Still, the recovery has fallen short of expectations. Congress has ordered the military to make 200 identifications annually by fiscal year 2015. But that target has proved elusive.

The Government Accountability Office reported in 2013 that the effort was undermined by “leadership weaknesses” and a “fragmented organizational structure.”

John Zimmerlee, director of the private Korean & Cold War POW/MIA Network, goes further.

“Our government is strongly aware of a number of previous misidentifications,” he said. “Families who received Johnny's remains 65 years ago will now be told that it wasn't Johnny because a recently exhumed body is actually Johnny.”

In Marietta, Ga., Zimmerlee has amassed a database of records on Korean War prisoners. He said remains of three unidentified soldiers from the same prison camp as Richard Krepps are buried among unknowns in the National Cemetery of the Pacific in Hawaii.

Vincent Krepps said he would ask officials about the three: N-14464, N-14473 and N-14493. But he doesn't dwell on the agency's record.

“I assume they're doing their job,” he said. “They got a hard problem.”

Since the GAO report, commanders have consolidated different elements into the Defense POW/MIA Accounting Agency.

The aim, spokesman Lee Tucker said, is “to more effectively increase the number of missing service personnel accounted for and ensure timely and accurate information is communicated to their families.”

Technology is helping. The practice of washing bones in formaldehyde once put them beyond the reach of DNA testing. Now advanced techniques allow researchers to extract DNA from those remains.

They also have discovered that clavicles — collarbones — are unique, like fingerprints. The military has thousands of chest X-rays from tuberculosis screenings.

The Defense POW/MIA Accounting Agency is on pace to reach 200 identifications this fiscal year, Tucker said.

“There are no closed cases,” he said. “If we're not able to identify all the individuals today, it doesn't mean that someday we won't be able to.”

Vincent's wife of 53 years, Susan, died after a fall last year. Now he feels the urgency of his age.

“If it takes 20 years, that has to improve,” he said. “They promised us a couple hundred identifications a year. That hasn't come true. Everything they promised doesn't always come true.”

He paused.

“But it gives you hope.”

Sometimes, he dwells on it: Maybe he should have been imprisoned in the camp, too. Maybe he could have made Richard eat.

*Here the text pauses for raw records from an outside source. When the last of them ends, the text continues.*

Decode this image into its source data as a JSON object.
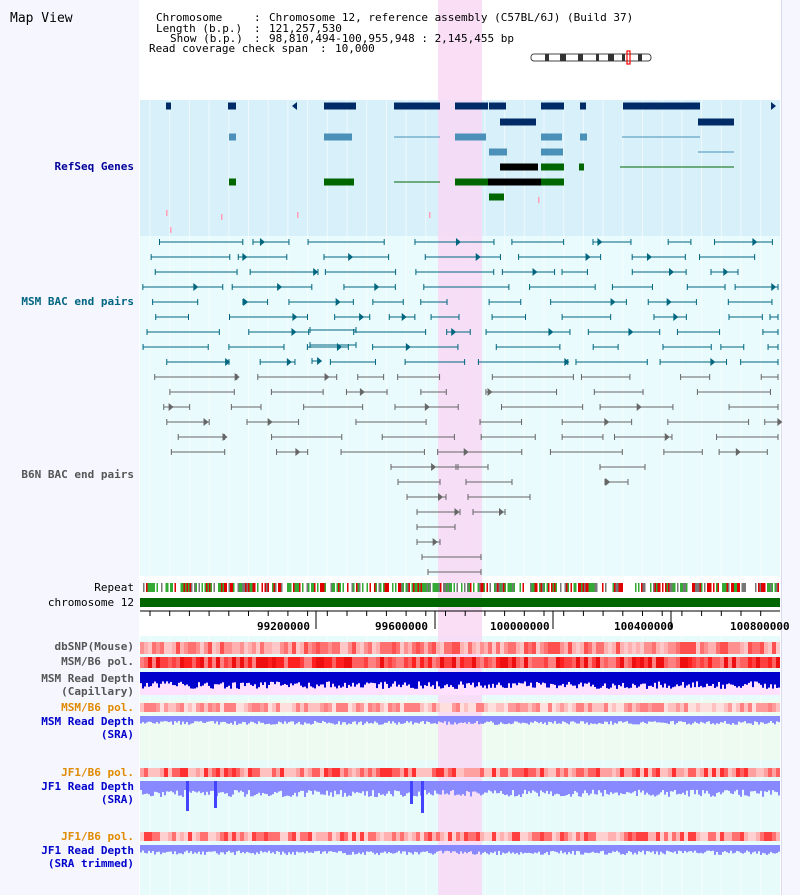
{
  "page": {
    "title": "Map View"
  },
  "info": {
    "chromosome_key": "Chromosome",
    "chromosome_val": "Chromosome 12, reference assembly (C57BL/6J) (Build 37)",
    "length_key": "Length (b.p.)",
    "length_val": "121,257,530",
    "show_key": "Show (b.p.)",
    "show_val": "98,810,494-100,955,948 : 2,145,455 bp",
    "coverage_key": "Read coverage check span",
    "coverage_val": "10,000"
  },
  "tracks": {
    "refseq": {
      "label": "RefSeq Genes",
      "color": "#000099"
    },
    "msm_bac": {
      "label": "MSM BAC end pairs",
      "color": "#006680"
    },
    "b6n_bac": {
      "label": "B6N BAC end pairs",
      "color": "#555555"
    },
    "repeat": {
      "label": "Repeat"
    },
    "chromosome": {
      "label": "chromosome 12"
    },
    "dbsnp": {
      "label": "dbSNP(Mouse)"
    },
    "msm_b6_pol_1": {
      "label": "MSM/B6 pol."
    },
    "msm_depth_cap": {
      "label_1": "MSM Read Depth",
      "label_2": "(Capillary)"
    },
    "msm_b6_pol_2": {
      "label": "MSM/B6 pol.",
      "color": "#e08a00"
    },
    "msm_depth_sra": {
      "label_1": "MSM Read Depth",
      "label_2": "(SRA)",
      "color": "#0000cc"
    },
    "jf1_b6_pol_1": {
      "label": "JF1/B6 pol.",
      "color": "#e08a00"
    },
    "jf1_depth_sra": {
      "label_1": "JF1 Read Depth",
      "label_2": "(SRA)",
      "color": "#0000cc"
    },
    "jf1_b6_pol_2": {
      "label": "JF1/B6 pol.",
      "color": "#e08a00"
    },
    "jf1_depth_trim": {
      "label_1": "JF1 Read Depth",
      "label_2": "(SRA trimmed)",
      "color": "#0000cc"
    }
  },
  "axis": {
    "ticks": [
      "99200000",
      "99600000",
      "100000000",
      "100400000",
      "100800000"
    ]
  },
  "colors": {
    "highlight": "#f8d8f4",
    "gene_dark": "#002b66",
    "gene_mid": "#4a90b8",
    "gene_green": "#006600",
    "bac_msm": "#006680",
    "bac_b6n": "#666666",
    "depth_blue": "#0000cc",
    "depth_light": "#8888ff"
  }
}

Maybe he could have saved him.

“I just wish I was around him for all this time,” he said. “I'd have had a good friendship, and I'd have had somebody to talk to.”

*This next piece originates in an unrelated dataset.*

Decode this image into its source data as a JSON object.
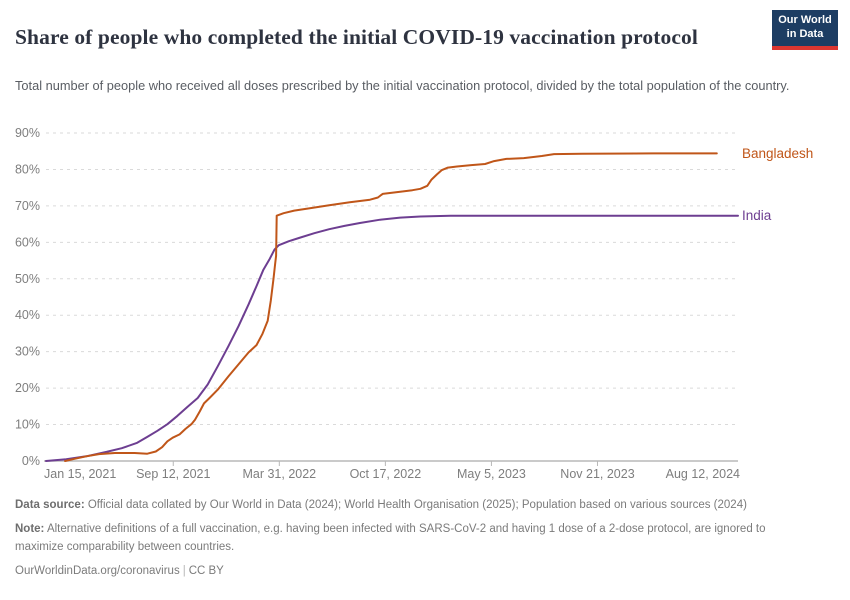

Krepps shares the apartment with his poodle, Sara. The grandfather clock chimes. Miles away, even now, technicians are trying to match names to the bones.

Vincent wears his blazer to dinner. He walks easily down the hall to the Oak Crest dining room. Decades of searching, he says, have kept him active.

But sometimes his thoughts wander. So he scripted his remarks for Memorial Day. He will tell of twin boys who went to war, and one who came home. And he will ask something of the crowd — something for his brother.

“I am the closest family member left,” he'll say. “So when Richard comes home, and if I am not here, please welcome him back.”